German, English, Italian, Swiss German w/ English subtitles
Principal Cast: Marie Leuenberger, Maximilian Simonischek, Rachel Braunschweig
Switzerland, 1971: Nora is a young housewife and mother who lives with her husband and their two sons in a peaceful little village. Here, in the Swiss countryside, little or nothing is felt of the huge social upheavals that the movement of May 1968 has caused. Nora’s life, too, has been unaffected; she is a retiring, quiet person, well liked by everyone – until she begins to campaign publicly and pugnaciously for women’s right to vote, an issue that will be put before the male voters on February 7th, 1971.

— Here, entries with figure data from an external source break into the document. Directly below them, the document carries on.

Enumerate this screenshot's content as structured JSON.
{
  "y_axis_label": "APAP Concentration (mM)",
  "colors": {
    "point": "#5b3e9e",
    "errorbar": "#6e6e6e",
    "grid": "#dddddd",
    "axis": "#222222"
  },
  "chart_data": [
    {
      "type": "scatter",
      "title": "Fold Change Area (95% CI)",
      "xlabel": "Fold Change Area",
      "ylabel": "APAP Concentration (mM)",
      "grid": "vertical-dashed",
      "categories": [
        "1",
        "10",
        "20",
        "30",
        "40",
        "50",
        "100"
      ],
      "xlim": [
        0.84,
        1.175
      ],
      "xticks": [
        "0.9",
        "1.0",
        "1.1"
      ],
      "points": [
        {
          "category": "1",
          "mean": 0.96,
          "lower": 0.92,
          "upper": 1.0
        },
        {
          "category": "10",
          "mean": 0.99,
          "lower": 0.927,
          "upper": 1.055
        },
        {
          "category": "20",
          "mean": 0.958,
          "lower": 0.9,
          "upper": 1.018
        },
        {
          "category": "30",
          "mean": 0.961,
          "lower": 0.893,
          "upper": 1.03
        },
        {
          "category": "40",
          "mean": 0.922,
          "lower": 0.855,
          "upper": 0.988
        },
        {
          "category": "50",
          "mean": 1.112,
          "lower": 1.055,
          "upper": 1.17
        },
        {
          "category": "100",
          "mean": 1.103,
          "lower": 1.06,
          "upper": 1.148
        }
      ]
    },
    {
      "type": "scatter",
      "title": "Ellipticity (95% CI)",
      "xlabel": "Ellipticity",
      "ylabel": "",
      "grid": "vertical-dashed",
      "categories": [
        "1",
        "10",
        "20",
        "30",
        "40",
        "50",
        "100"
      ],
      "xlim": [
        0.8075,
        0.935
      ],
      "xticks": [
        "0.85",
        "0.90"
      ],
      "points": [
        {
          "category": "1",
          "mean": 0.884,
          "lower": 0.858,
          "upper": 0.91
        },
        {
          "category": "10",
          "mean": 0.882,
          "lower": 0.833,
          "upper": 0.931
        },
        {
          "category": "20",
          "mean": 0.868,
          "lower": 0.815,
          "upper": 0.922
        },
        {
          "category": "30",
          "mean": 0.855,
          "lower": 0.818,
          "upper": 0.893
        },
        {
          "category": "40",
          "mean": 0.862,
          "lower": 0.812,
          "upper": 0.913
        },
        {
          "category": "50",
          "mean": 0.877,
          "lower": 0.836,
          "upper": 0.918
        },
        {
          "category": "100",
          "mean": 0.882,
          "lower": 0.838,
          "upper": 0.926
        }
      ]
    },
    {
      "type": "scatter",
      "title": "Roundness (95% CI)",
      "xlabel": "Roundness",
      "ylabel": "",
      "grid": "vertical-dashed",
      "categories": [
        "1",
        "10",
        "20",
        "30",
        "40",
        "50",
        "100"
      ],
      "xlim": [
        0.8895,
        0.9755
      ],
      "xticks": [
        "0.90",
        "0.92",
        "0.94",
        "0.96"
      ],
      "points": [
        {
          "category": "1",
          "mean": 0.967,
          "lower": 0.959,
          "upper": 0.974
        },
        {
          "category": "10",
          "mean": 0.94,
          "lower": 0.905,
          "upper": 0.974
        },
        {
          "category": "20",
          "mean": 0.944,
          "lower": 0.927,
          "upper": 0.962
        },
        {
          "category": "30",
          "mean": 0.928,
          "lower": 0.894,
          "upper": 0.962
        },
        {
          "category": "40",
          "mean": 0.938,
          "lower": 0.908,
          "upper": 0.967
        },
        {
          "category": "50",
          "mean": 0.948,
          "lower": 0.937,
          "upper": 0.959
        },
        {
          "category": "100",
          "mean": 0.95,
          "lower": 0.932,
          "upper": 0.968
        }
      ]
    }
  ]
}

The long-fought battle for women’s suffrage in America ended in 1920, but it wasn’t until 1971 that Switzerland granted its female population the right to vote. “The Divine Order” revisits this fight for equality through the fictional lens of a housewife in one of the country’s remote villages, where her mounting desire for autonomy and actualization is opposed by backward-thinking cretins of both genders. Petra Volpe’s cine-history lesson remains a mainstream crowd-pleaser adept at inspiring and amusing in equal measure.
No prior knowledge of Switzerland’s political evolution is necessary, and thanks to its director’s sturdy guidance and Leuenberger’s fine lead performance as Nora, whose resolve is colored by doubt and trepidation, the film never feels stilted or preachy; rather, it radiates an infectious admiration for the courage shown by its heroines in the face of immense obstacles.